D1 can only pull energy out of the supply. It would have to be in the opposite direction to return energy.

And it certainly doesn't protect the MOSFET from the transient.

 

D4 does not return the inductor energy to the power supply so it definitely is not a "flyback diode".
Don't know why you think it does.
D1 can only pull energy out of the supply. It would have to be in the opposite direction to return energy.

And it certainly doesn't protect the MOSFET from the transient.

It looks like the circuit is designed such that switching always happens at zero volts or zero current so there shouldn't be any transient across the MOSFET, maybe? I'm not at all confident that I understand the circuit - I'm just going by the simulation results.

Regardless, I don't see how D4 is a flyback diode, only a rectifier it seems. I'm totally with you on that one.

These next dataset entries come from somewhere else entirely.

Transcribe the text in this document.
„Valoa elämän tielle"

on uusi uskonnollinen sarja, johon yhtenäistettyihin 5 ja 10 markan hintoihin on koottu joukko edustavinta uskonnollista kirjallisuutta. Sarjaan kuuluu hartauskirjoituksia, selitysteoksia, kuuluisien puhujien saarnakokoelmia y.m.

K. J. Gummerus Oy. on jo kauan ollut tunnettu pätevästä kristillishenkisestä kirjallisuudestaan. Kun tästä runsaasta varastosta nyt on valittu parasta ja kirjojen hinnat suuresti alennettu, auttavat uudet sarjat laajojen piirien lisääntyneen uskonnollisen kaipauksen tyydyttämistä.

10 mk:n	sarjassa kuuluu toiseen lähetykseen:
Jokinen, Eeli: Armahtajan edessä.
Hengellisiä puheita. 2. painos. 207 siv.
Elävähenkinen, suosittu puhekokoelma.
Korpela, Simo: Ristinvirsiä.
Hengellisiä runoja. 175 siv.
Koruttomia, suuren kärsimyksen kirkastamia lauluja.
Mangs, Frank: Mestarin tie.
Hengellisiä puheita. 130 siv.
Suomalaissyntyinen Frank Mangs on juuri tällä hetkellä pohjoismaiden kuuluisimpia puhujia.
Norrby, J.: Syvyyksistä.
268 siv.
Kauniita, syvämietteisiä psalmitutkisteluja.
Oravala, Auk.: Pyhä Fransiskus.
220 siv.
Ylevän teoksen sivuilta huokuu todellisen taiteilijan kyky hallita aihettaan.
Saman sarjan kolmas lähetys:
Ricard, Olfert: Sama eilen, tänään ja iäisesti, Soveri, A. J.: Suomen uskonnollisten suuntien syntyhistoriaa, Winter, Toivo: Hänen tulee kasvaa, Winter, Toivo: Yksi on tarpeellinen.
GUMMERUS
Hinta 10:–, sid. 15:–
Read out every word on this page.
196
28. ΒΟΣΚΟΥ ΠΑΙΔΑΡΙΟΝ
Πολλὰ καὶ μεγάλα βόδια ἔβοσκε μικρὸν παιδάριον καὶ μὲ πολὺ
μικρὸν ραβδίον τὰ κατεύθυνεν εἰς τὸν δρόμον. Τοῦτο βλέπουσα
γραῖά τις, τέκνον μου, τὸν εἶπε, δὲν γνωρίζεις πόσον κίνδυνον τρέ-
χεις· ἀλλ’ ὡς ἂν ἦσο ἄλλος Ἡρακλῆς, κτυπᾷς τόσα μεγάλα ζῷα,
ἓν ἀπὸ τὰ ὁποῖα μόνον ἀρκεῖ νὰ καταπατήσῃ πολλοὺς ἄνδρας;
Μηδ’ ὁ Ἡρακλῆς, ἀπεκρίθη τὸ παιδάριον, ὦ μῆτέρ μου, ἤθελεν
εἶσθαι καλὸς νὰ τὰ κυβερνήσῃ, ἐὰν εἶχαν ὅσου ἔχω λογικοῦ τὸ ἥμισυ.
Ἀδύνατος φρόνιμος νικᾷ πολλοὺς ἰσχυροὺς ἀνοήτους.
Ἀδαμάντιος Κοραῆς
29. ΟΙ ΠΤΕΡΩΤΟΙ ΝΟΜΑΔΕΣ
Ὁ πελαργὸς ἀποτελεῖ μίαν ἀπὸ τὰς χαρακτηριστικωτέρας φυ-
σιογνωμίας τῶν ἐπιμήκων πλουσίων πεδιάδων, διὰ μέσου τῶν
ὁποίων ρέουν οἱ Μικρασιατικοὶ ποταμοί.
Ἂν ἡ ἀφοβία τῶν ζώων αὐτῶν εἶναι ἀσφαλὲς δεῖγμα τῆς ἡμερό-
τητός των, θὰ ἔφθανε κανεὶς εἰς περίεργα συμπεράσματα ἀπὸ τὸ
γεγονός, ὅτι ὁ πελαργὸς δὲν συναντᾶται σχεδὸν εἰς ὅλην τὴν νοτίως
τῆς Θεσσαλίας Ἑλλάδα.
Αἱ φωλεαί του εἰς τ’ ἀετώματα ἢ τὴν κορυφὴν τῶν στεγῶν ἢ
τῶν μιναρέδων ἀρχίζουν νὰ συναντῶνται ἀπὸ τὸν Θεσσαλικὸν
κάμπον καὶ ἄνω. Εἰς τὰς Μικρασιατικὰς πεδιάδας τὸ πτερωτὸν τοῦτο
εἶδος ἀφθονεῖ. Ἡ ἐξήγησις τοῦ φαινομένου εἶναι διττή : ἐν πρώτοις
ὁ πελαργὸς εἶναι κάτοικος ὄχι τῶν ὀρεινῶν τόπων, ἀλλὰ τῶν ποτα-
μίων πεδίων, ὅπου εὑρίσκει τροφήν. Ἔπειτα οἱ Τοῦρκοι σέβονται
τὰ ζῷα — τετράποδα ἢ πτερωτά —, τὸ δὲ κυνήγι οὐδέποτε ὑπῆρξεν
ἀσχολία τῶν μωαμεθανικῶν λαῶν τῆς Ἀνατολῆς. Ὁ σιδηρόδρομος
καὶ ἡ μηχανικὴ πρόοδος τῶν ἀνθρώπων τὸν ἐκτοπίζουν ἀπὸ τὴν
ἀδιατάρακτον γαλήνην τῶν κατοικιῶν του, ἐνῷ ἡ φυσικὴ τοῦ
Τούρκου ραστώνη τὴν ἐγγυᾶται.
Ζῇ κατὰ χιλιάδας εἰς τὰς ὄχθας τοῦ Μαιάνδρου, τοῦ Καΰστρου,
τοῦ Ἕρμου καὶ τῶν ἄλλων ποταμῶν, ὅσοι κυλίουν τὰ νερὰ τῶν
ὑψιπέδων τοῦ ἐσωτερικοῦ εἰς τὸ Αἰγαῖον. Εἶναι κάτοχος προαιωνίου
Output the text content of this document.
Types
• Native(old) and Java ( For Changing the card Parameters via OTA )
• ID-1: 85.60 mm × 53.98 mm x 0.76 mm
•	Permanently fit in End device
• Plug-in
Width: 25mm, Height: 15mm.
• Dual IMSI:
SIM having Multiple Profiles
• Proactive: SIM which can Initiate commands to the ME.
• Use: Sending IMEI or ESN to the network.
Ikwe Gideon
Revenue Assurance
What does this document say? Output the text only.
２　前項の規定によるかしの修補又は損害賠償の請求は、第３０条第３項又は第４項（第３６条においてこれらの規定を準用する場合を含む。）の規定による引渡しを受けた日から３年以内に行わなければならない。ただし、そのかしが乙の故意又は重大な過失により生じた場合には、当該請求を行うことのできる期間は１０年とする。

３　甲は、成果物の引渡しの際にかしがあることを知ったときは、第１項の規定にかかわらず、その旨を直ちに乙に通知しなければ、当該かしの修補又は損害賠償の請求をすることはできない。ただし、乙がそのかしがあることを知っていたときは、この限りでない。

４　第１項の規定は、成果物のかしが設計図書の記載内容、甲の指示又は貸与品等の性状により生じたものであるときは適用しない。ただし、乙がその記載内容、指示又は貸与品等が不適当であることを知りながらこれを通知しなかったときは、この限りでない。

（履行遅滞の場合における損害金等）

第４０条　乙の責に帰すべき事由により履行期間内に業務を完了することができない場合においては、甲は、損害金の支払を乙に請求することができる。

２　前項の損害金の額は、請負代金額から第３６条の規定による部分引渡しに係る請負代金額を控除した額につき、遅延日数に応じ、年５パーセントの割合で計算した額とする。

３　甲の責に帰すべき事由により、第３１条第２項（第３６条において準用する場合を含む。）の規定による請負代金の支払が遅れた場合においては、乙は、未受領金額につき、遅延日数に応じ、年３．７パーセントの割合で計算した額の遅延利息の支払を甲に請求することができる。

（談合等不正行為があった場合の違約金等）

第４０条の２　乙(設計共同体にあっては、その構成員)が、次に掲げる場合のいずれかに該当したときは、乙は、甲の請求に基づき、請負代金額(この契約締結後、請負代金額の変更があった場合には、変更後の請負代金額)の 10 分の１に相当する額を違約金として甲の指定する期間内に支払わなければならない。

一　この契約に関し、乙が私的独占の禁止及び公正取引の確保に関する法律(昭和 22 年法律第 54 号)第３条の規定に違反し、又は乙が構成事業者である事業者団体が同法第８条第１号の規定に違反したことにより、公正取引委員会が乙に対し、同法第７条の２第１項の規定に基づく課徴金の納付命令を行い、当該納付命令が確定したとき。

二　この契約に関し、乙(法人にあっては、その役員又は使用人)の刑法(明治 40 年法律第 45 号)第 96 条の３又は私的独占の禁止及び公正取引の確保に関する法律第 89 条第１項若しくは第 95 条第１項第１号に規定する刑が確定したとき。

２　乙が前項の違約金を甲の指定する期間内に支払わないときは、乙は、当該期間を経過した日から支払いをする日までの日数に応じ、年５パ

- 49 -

I suppose the question that remains is, if you design a circuit that should never generate an inductive transient, do you still need the flyback diode for edge cases, like the whole circuit losing power while the coil is active?

 

if you design a circuit that should never generate an inductive transient, do you still need the flyback diode for edge cases, like the whole circuit losing power while the coil is active?

I would, because there's always the pathological event that can cause a transient, and it only takes one to zap the MOSFET.

 

D4 does not return the inductor energy to the power supply so it definitely is not a "flyback diode".
Don't know why you think it does.

Well, pay attention to phase shift between AC voltage and coil current.
Maximum current Imax is in moment, when AC voltage crossed zero.
Thereafter direction of current becomes opposite to current,
which should be flowing from AC source.
From this moment coil energy is "flying" from coil to power supply,
and current fade out.
So D4 is definitely "flyback diode".

D1 can only pull energy out of the supply. It would have to be in the opposite direction to return energy.

Yes, coil voltage changes its polarity in moment Imax.
else how D4 still conductive from Imax to I=0, when AC polarity is blocking for D4?

And it certainly doesn't protect the MOSFET from the transient.

Transient processes are unusual for this circuit, but just to be on the safe side,
I added protection diode D5 in parallel with L1, and replaced picture in post #9.

 

That video does not appear to have a diode across the coil, just look at the spark.
A diode across the coil will slow it down as the diode keeps the coil current flowing for a bit after the power is removed.
Test the coils like in the video, as a buzzer, and try with and without diodes.
You may be able to use a motor with an offset weight instead of a solenoid.

 

A diode across the coil will slow it down as the diode keeps the coil current flowing for a bit after the power is removed

dendad, you are right!
see on the picture below - energy in coil continuously rises, coil dynamical de-energizing not works because coil not able increase voltage for drop energy to power supply through diode D4.
EDIT:
So, this circuit is very good for fast working electromagnets, but it must work without protection (protect from what?) diode, in principle.
Maybe best solution for this circuit is put 50V zener diode between drain and source...

 

A simpler arrangement will be to have the solenoid operate a switch when it approaches full stroke, and then have that switch drive the circuit to release the solenoid. That way it will only try to move as fast as it can, and the cycles will thend to slow a bit as the solenoid heats up. The function is very similar to an electromechanical buzzer. I built one of these back in 1956, and it worked very well.

Additional facts: The solenoid was powered by the 110 volt 60Hz mains, the contacts were broken when the armature was about 75% of full stroke, inertia carried it hard into the stop at which point he mostly compressed return spring started the return stroke. The contact closed at about 20% of the return stroke remaining and so the armature did not hit the return stop very hard, but was already being pulled forward. The thing was very noisy, which was the intent, and it really hammered away. The coil was rated at 110 volts and constant duty cycle, and drew nearly an amp when fully engaged, which was not how I was using it.